Cathleen Moore, InfoWorld
SANTA CLARA, CALIFORNIA--The successful Web search technology Google was born from an unassuming Stanford University research project fueled by innovation and a dorm room full of computers. Sergey Brin, co-founder and president of technology at Google, speaking here at the InfoWorld Next-Generation Web services II: The Applications conference, said innovation based on Web services is the means to drive the next set of inventions and improve upon existing services.
"Web services give us a lot of promise in terms of enabling communication by means of speeding up communications and creating new services," Brin said.
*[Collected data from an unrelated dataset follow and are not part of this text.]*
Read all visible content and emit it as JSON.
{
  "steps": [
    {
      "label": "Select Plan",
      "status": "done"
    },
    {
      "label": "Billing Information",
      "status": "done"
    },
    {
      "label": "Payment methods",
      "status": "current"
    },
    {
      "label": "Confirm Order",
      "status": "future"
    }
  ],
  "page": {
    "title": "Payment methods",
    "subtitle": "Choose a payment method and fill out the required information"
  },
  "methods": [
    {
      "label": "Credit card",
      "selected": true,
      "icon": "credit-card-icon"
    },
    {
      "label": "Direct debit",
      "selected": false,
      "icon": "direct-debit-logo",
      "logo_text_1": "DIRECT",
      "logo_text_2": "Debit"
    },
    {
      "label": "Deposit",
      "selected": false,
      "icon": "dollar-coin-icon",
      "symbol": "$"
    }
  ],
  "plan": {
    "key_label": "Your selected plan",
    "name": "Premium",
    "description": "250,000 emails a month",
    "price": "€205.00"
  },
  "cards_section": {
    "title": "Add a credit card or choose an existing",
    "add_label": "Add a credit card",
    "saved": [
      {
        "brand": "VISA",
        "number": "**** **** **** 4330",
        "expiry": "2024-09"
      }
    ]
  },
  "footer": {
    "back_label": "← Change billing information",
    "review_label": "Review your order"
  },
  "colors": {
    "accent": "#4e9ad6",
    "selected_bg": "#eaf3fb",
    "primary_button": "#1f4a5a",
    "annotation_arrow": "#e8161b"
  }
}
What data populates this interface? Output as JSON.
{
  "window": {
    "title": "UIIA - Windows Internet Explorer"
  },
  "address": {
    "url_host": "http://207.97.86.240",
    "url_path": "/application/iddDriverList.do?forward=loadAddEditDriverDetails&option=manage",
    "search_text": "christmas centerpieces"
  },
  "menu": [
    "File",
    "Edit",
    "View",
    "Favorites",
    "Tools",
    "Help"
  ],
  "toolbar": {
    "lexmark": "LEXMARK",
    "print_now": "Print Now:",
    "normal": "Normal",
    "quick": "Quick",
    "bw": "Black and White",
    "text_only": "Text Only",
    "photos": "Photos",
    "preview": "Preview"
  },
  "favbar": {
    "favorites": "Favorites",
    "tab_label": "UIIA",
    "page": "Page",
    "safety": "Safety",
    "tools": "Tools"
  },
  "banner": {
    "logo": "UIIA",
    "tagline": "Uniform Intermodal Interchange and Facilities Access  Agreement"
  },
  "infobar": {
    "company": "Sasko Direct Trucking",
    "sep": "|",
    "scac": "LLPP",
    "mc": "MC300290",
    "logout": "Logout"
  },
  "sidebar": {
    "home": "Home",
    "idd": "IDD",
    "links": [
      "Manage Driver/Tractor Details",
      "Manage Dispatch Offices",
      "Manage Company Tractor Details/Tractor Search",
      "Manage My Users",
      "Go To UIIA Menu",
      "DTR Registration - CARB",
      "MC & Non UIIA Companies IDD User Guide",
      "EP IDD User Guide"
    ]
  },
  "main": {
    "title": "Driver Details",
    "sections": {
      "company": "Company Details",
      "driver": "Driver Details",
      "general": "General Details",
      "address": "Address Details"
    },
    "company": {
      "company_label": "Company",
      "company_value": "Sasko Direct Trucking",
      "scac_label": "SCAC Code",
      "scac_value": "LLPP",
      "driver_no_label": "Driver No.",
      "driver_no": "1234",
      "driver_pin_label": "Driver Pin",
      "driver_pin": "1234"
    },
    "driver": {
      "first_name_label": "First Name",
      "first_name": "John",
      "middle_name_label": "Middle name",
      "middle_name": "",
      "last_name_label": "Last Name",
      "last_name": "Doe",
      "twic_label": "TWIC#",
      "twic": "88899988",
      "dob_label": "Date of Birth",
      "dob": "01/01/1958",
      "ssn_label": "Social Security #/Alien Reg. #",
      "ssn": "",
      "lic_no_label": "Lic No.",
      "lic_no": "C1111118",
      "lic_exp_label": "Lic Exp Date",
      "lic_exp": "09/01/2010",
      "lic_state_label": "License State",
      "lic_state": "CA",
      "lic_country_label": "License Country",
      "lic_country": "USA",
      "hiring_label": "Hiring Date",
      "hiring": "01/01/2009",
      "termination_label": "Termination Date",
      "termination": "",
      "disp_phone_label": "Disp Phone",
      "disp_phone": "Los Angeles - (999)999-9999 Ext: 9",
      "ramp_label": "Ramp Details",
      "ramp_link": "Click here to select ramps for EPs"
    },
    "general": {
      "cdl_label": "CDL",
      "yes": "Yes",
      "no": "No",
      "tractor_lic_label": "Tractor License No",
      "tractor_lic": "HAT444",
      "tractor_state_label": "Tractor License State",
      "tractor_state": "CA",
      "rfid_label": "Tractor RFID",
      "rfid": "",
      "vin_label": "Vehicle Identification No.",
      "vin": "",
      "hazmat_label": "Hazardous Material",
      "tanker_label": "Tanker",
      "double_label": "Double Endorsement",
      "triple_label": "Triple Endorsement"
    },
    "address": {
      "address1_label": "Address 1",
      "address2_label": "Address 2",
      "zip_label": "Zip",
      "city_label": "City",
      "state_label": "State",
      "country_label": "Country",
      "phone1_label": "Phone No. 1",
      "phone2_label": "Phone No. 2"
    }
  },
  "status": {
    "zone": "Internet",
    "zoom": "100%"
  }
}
In its early days, Google offered a creative answer to the complex problem of finding data on the Web by marrying two disparate disciplines: data mining and Web content, Brin said. The technology's capability to locate patterns and trends in Web data combined with page ranking algorithms proved a successful way to navigate Web data and return accurate results.
Going forward, Google is pushing innovation based on Web services, Brin said.
Next: Web Services
In April, Google released a Web API service designed to allow developers to query more than 2 billion Web documents accessible from the Google search engine via their own computer programs.
Currently in beta, the free service allows developers to program in languages such as Java, Perl, .Net, and Visual Studio. The service lets developers incorporate Google's search, spell check, monitoring, and research capabilities into their own applications, according to Brin.
Tapping Web services, the Web APIs allow others to build innovative applications on top of the Google search engine, Brin said.
"The best way is to let other people [innovate] for us. With Google APIs anyone can build an application using Google search or spell correction. Instead of the hundreds of engineers [working at Google], there are millions that can develop new services using Google infrastructure," Brin said.
To further its Web API effort, Google is also developing a program that will provide support for users trying to launch their Google-based Web services commercially, Brin said.
"[It is] very simple, and never before has it been this easy to access such a wide variety of services," he said.
Building Momentum
As Web services take off, it won't necessarily create whole new streams of revenue for companies, but will bolster existing money-making models by making existing services easier to use and companies easier to partner with, Brin said.
According to one analyst, the marriage of search and Web services will be particularly important because search can be broadly applied across different applications and different business processes.
Unlike something like content management, where there are concrete approval, publish, and check-in processes, "there is not a single business process that is search," said Laura Ramos, director at Giga Information Group. "Search runs across all business processes."
Having search as a service, or as a component of an application, allows different applications and sets of users to share or access the search capability.
Web services are "an important architectural direction that search engine providers are looking at," Ramos said.